Blogger: Joe Maguire
We have this from the New York Times:
The United States Supreme court on Friday overturned a lower court's order requiring state officials in Ohio to supply information that would have made it easier to challenge prospective votersClick here for the full article.
As expected, the disputants fall on opposite ends of the political spectrum. With a U.S. presidential election only weeks away, 'tis the season for that sort of thing. What's not expected: the case hinges on data-quality issues.
The Help America Vote Act (HAVA) requires states to compare information on voter registration applications against information in government databases such as those maintained by state departments of motor vehicles. When some of the information does not match, the application is flagged.
The Ohio members of one major political party sued to compel the Ohio Secretary of State, a member of – hang on to your hat – the other major political party, to release information about such applications to county officials. These county officials could presumably use this information to force certain recently-registered voters to cast provisional rather than regular ballots. (Many provisional ballots are ultimately excluded from final election tallies.)
For seasoned data-management professionals, here's one more part of the story that should come as no surprise. Again from the same article in the Times:
Voting experts and state election officials have raised concerns about treating flagged voters differently because the databases used to check registrations are prone to errors.
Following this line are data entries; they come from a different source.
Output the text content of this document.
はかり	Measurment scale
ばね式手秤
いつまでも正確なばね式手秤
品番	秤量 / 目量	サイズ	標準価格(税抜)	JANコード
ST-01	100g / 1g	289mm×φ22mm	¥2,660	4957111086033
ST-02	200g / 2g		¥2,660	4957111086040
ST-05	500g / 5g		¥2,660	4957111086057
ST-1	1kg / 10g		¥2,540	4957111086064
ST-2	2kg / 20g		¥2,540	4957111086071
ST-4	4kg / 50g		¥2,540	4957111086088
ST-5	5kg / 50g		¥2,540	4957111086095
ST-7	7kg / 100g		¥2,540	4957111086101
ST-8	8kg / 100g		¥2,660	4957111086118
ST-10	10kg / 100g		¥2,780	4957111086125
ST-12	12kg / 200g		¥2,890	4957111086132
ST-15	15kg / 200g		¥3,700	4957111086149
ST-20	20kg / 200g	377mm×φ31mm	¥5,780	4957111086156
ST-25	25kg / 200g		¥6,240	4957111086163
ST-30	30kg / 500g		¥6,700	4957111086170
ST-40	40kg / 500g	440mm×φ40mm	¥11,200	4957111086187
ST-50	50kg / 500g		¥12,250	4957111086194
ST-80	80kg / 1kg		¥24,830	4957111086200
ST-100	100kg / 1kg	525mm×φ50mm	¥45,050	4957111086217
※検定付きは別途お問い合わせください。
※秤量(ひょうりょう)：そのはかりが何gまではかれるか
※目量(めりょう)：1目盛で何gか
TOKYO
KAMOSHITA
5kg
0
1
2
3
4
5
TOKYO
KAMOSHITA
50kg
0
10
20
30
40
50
Most non-matches are the result of typographical errors by government officials, computer errors and the use of nicknames or middle initials, not voter ineligibility, they said.
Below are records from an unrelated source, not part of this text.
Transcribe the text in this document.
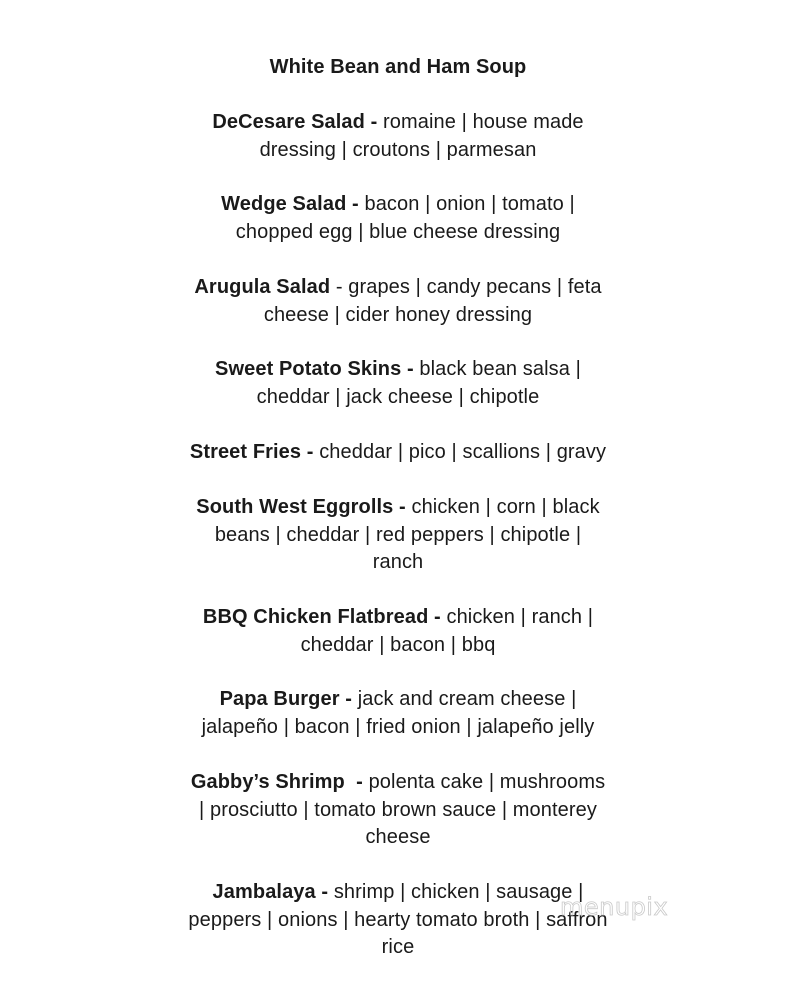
White Bean and Ham Soup
DeCesare Salad - romaine | house made
dressing | croutons | parmesan
Wedge Salad - bacon | onion | tomato |
chopped egg | blue cheese dressing
Arugula Salad - grapes | candy pecans | feta
cheese | cider honey dressing
Sweet Potato Skins - black bean salsa |
cheddar | jack cheese | chipotle
Street Fries - cheddar | pico | scallions | gravy
South West Eggrolls - chicken | corn | black
beans | cheddar | red peppers | chipotle |
ranch
BBQ Chicken Flatbread - chicken | ranch |
cheddar | bacon | bbq
Papa Burger - jack and cream cheese |
jalapeño | bacon | fried onion | jalapeño jelly
Gabby’s Shrimp  - polenta cake | mushrooms
| prosciutto | tomato brown sauce | monterey
cheese
Jambalaya - shrimp | chicken | sausage |
peppers | onions | hearty tomato broth | saffron
rice
menupix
In one audit of match failure in 2004 by New York City election officials, more than 80 percent of the failures were found to have resulted from errors by government officials; most of the remaining failures were because of immaterial discrepancies between the two records.
There are two important lessons here. First, data quality matters.
Second, you cannot always predict what data will be used for. System designers who design data for a single application or a single expected use will ultimately find themselves serving other masters, such as election officials. One set of data can contribute to dozens or hundreds of processes, so data designers should design the data in process-neutral (or process agnostic) way.